Oxidative stress and oxidized high‐density lipoprotein (HDL) are implicated as risk factors for cardiovascular disease (CVD) in systemic lupus erythematosus (SLE). Yet, how HDL is oxidized and rendered dysfunctional in SLE remains unclear. Neutrophil extracellular traps (NETs), the levels of which are elevated in lupus, possess oxidant‐generating enzymes, including myeloperoxidase (MPO), NADPH oxidase (NOX), and nitric oxide synthase (NOS). We hypothesized that NETs mediate HDL oxidation, impairing cholesterol efflux capacity (CEC).

Plasma MPO levels and CEC activity were examined in controls and lupus patients, and 3‐chlorotyrosine (MPO specific) and 3‐nitrotyrosine (derived from reactive nitrogen species) were quantified in human HDL. Multivariable linear models were used to estimate and test differences between groups. HDL was exposed to NETs from control and lupus neutrophils in the presence or absence of MPO, NOX, NOS inhibitors, and chloroquine (CQ). Murine HDL oxidation was quantified after NET inhibition in vivo.

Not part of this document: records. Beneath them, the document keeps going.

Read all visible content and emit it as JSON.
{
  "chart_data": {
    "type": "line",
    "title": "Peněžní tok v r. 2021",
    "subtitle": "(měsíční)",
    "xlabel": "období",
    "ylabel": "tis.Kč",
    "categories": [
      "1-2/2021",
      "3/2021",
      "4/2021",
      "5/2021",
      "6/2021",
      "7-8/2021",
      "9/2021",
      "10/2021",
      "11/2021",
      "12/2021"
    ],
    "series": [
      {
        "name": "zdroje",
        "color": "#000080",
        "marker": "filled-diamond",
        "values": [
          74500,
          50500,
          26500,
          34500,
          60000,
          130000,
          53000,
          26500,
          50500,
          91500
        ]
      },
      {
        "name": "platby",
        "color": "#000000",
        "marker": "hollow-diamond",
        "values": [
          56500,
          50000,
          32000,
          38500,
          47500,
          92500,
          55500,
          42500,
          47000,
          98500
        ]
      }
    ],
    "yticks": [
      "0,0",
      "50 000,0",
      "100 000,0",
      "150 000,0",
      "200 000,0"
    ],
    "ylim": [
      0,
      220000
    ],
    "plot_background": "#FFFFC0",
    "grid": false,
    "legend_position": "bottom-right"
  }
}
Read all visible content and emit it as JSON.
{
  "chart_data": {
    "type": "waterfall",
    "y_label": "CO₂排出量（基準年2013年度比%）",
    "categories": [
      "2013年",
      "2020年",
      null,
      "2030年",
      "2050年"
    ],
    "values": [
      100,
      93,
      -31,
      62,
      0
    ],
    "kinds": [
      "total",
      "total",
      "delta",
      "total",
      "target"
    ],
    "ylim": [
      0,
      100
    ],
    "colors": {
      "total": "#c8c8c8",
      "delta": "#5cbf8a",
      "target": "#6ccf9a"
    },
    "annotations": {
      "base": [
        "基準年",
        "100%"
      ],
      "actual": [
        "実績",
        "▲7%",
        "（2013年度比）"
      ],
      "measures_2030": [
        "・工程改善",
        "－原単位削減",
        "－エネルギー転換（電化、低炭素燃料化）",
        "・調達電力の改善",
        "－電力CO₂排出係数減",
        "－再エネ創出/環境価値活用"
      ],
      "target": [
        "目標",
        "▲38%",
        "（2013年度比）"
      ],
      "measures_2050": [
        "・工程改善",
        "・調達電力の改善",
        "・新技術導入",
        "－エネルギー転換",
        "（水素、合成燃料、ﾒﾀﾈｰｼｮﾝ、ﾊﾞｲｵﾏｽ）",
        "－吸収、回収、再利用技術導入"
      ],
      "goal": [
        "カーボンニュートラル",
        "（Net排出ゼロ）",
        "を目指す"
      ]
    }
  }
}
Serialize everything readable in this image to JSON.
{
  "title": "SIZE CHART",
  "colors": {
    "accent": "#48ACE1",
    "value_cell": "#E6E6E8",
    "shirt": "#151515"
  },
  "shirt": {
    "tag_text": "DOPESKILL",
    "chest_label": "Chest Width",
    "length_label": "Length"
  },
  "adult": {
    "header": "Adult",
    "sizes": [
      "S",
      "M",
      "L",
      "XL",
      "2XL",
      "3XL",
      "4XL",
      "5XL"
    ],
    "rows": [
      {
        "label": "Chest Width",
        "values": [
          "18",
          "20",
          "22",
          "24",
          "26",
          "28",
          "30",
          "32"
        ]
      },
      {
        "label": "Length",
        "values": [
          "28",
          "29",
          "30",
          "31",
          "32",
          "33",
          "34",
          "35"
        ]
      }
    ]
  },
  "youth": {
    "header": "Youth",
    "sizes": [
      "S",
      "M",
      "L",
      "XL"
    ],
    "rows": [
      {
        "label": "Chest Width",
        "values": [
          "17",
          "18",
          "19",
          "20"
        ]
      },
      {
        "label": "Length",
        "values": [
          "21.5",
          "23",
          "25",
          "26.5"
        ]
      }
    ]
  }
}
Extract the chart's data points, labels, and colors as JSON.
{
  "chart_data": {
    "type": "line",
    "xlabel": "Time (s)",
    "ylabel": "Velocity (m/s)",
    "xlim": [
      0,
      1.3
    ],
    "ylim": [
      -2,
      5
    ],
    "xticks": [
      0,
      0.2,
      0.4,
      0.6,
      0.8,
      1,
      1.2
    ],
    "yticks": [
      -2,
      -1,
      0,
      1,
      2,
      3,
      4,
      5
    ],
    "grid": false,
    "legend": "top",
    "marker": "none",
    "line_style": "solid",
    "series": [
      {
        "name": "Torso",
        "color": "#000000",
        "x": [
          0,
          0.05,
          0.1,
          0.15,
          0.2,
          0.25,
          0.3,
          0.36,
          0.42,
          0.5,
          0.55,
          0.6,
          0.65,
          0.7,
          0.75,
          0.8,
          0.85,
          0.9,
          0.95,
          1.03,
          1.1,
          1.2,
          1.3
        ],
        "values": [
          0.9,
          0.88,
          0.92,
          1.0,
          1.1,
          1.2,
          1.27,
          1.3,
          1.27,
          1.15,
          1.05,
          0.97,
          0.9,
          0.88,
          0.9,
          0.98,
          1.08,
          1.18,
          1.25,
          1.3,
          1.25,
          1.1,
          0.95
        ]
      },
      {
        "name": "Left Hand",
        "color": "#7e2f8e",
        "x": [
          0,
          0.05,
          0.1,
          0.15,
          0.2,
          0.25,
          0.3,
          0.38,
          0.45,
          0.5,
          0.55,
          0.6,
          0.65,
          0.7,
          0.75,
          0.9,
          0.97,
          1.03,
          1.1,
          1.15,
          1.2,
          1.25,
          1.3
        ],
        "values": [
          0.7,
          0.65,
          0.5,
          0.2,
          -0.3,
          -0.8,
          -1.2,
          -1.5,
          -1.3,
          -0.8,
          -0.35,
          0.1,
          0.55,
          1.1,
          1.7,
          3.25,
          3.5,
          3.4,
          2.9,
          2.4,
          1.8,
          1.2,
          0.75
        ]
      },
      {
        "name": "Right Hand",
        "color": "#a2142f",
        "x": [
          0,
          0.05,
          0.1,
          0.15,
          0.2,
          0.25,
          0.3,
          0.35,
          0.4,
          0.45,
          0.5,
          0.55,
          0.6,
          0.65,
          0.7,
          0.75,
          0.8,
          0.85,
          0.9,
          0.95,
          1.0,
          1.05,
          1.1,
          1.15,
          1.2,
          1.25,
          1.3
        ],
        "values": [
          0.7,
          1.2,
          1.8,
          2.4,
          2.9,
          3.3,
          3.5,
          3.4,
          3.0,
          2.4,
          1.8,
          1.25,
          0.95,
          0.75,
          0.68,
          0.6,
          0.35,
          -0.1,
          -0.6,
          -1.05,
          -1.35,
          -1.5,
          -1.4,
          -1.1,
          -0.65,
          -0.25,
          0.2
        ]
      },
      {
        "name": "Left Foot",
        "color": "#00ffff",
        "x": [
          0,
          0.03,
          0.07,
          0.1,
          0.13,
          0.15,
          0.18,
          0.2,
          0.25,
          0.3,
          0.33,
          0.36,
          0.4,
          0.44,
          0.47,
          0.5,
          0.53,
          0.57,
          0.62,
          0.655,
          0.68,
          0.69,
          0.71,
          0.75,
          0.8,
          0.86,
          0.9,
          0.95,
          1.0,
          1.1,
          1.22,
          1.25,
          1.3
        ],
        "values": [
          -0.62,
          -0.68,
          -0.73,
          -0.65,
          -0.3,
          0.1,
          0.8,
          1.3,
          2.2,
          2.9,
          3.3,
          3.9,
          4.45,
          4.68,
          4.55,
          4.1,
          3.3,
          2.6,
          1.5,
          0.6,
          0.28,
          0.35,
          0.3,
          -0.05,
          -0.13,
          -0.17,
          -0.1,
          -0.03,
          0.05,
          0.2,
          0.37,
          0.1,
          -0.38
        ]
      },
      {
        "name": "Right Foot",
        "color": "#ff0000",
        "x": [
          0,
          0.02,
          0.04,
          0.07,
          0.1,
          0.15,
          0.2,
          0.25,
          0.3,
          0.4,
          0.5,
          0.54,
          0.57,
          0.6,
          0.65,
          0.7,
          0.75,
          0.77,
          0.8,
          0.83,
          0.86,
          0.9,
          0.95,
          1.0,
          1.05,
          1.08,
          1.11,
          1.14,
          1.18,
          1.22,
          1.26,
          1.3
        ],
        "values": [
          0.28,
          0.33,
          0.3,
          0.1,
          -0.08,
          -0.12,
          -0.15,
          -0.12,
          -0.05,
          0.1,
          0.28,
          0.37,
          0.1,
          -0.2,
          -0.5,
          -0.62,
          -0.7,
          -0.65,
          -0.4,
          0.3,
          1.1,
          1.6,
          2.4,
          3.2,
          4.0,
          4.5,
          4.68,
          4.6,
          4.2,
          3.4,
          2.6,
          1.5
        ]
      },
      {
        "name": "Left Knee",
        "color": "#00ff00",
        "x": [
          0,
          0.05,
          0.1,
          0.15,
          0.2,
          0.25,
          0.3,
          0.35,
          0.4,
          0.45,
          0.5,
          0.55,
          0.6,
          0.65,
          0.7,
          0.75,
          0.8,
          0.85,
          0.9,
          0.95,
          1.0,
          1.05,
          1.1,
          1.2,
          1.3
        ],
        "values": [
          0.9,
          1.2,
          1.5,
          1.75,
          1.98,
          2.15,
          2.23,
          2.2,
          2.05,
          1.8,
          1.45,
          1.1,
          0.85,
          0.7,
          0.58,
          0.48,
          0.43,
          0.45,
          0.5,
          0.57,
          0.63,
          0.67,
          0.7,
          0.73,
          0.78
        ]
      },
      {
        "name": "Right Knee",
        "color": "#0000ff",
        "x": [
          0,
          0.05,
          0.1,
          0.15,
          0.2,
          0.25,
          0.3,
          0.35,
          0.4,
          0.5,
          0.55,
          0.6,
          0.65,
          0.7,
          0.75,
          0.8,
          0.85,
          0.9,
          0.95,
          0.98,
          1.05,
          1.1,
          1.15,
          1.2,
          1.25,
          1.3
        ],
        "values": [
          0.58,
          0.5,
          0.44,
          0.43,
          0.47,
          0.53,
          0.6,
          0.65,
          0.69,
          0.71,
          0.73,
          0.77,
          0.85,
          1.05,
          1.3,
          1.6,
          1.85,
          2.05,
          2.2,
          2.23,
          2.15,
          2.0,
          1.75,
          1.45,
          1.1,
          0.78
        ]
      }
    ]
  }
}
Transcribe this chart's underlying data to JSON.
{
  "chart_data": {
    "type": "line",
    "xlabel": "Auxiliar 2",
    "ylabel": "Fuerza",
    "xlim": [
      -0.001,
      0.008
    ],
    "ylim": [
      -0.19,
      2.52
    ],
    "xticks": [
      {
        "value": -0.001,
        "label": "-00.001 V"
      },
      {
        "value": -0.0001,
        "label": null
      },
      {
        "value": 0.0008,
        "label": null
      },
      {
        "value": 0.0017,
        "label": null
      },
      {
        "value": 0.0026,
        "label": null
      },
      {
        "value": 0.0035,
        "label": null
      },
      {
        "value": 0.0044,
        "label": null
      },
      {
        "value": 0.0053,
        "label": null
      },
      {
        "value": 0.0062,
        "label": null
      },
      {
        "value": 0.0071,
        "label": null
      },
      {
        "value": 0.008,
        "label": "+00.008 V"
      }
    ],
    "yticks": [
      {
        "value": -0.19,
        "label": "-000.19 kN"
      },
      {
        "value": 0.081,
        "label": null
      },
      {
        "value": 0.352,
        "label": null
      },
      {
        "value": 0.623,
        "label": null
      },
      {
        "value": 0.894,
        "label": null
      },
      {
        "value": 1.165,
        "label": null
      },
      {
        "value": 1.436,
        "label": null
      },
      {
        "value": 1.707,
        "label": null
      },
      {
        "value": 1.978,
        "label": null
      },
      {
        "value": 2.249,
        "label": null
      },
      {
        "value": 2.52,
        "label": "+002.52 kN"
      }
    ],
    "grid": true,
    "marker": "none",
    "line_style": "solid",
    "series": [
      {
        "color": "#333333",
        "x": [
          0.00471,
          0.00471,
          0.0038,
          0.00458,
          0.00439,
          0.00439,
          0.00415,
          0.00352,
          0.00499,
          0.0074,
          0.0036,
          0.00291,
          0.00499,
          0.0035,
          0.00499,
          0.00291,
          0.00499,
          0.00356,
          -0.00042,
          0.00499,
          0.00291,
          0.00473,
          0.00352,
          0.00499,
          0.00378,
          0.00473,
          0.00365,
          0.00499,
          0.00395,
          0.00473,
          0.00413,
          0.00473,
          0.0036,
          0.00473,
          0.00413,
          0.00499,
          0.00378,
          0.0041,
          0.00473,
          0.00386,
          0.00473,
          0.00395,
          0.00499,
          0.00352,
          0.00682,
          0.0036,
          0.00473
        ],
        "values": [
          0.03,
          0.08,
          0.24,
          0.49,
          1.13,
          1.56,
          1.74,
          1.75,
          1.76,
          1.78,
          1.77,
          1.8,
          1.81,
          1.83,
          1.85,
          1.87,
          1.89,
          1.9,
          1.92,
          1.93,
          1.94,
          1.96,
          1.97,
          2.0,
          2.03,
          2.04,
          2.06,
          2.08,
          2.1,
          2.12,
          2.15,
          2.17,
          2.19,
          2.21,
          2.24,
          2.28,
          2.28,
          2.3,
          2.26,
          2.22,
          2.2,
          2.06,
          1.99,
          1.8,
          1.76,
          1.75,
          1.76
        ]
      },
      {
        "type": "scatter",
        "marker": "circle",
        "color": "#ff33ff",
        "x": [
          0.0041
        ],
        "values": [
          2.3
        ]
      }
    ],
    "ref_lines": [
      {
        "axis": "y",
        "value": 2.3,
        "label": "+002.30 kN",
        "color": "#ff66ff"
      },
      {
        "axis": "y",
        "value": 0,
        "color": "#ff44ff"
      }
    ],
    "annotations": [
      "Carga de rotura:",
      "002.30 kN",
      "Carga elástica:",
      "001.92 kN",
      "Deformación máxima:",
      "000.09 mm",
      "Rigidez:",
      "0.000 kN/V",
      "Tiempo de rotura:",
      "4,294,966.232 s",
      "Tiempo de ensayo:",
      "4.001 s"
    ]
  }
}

SLE patients displayed higher MPO levels and diminished CEC compared to controls. SLE HDL had higher 3‐nitrotyrosine and 3‐chlorotyrosine content than control HDL, with site‐specific oxidation signatures on apolipoprotein A‐I. Experiments with human and murine NETs confirmed that chlorination was mediated by MPO and NOX, and nitration by NOS and NOX. Mice with lupus treated with the NET inhibitor Cl‐amidine displayed significantly decreased HDL oxidation. CQ inhibited NET formation in vitro.

Active NOS, NOX, and MPO within NETs significantly modify HDL, rendering the lipoprotein proatherogenic. Since NET formation is enhanced in SLE, these findings support a novel role for NET‐derived lipoprotein oxidation in SLE‐associated CVD and identify additional proatherogenic roles of neutrophils and putative protective roles of antimalarials in autoimmunity.